Una grieta se esparció por el techo con un sonido estruendoso. La siguieron otras, como una reacción en cadena. Los fremen levantaron la vista atemorizados, y después miraron a Kynes, como si el gran hombre pudiera evitar el desastre.

—Creo que deberíamos salir de la cueva. Ya. —Ommun aferró el brazo del planetólogo—. Hemos de evacuar el lugar hasta comprobar que es seguro.

Otro estruendo resonó en el corazón de la montaña, cuando fragmentos de roca se desplazaron e intentaron encontrar un nuevo punto estable. Ommun tiró del planetólogo, mientras los demás fremen huían hacia la salida.

Pero Kynes vaciló, liberó su brazo de la presa del lugarteniente. Se había prometido que llevaría unos portygules a Frieth, para demostrarle que la quería de verdad… pese a los muchos años de no prestarle atención.

Corrió hacia el árbol y arrancó unas cuantas frutas. Ommun se precipitó hacia él. Kynes apretó los portygules contra el pecho, muy contento de haber recordado algo tan importante.

Stilgar comunicó la noticia a Liet-Kynes.

En sus aposentos, Faroula estaba sentada a la mesa con su hijo Liet-chih, mientras catalogaba los tarros de hierbas que había reunido a lo largo de los años. Aislaba los tarros con resina y comprobaba la potencia de las sustancias. Liet-Kynes, sentado en un banco cerca de su esposa y su hijo adoptivo, leía un documento que detallaba el emplazamiento de la especia y las reservas Harkonnen.
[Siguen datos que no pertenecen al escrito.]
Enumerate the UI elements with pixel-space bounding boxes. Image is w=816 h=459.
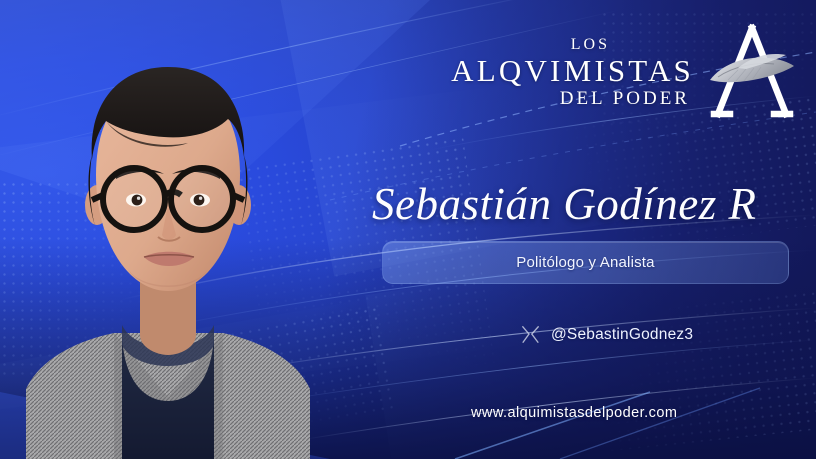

Stilgar apartó la cortina y se quedó inmóvil como una estatua. Clavó la vista en la pared del fondo, sin parpadear.

Liet intuyó al instante que algo pasaba. Había luchado al lado de este hombre, atacado almacenes Harkonnen, matado enemigos. Al ver que el hombre no hablaba, Liet se levantó.
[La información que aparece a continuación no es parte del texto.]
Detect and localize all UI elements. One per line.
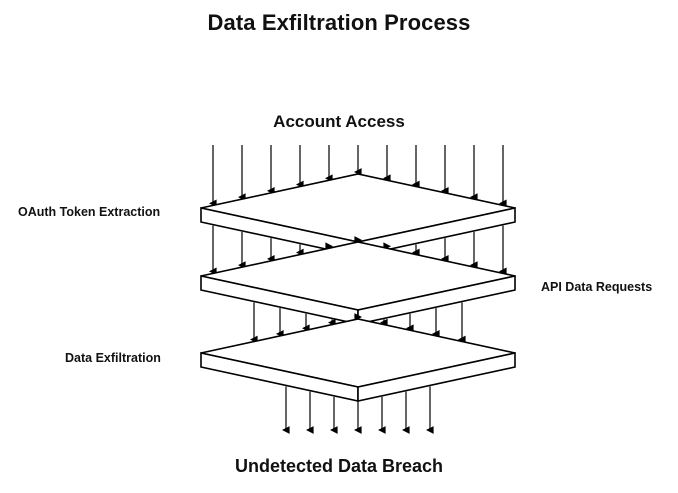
layer-slab-3 [201,319,515,401]
layer-label-data-exfiltration: Data Exfiltration [65,351,161,365]
bottom-caption: Undetected Data Breach [0,456,678,477]
layer-slab-2 [201,242,515,324]
diagram-canvas: Data Exfiltration Process Account Access… [0,0,678,493]
funnel-stack-graphic [0,0,678,493]
layer-label-oauth-token-extraction: OAuth Token Extraction [18,205,160,219]
layer-label-api-data-requests: API Data Requests [541,280,652,294]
—¿Qué pasa, Stil? ¿Qué ha ocurrido?

—Terribles noticias —contestó por fin el hombre—. Tu padre, Umma Kynes, ha muerto en la cueva de la Depresión de Yeso. Ommun, él y la mayoría de los trabajadores quedaron atrapados cuando el techo se derrumbó. La montaña cayó sobre ellos.

Faroula lanzó una exclamación ahogada. Liet descubrió que no podía pronunciar la menor palabra.

—Eso es imposible —dijo por fin—. Le quedaba mucho trabajo por hacer. Había…

Faroula dejó caer uno de los tarros. Se rompió en mil pedazos y esparció hojas verdes sobre el suelo.

—Umma Kynes ha muerto entre las plantas que eran su sueño —dijo.

—Un digno final —dijo Stilgar.

Liet continuó sin habla durante un rato. Recuerdos y deseos desfilaron por su mente mientras escuchaba a su esposa y Stilgar. Supo en aquel momento que el trabajo de Pardot Kynes debía continuar.

El Umma había entrenado bien a sus discípulos. Liet-Kynes seguiría sus pasos. A juzgar por lo que Faroula acababa de decir, ya supuso que la historia de la trágica muerte del profeta, su martirio, se transmitiría de generación en generación. Y no pararía de agigantarse.

Un digno final, en efecto.

Recordó algo que su padre le había dicho: «El simbolismo de una creencia puede sobrevivir más que la propia creencia».

—No pudimos recoger el agua de los muertos para nuestra tribu —dijo Stilgar—. Demasiada tierra y roca cubría los cadáveres. Hemos de dejarlos en su tumba.

—Como debe ser —dijo Faroula—. La Depresión de Yeso será un altar. Umma Kynes murió con su lugarteniente y sus seguidores, entregó el agua de su cuerpo al planeta que amaba.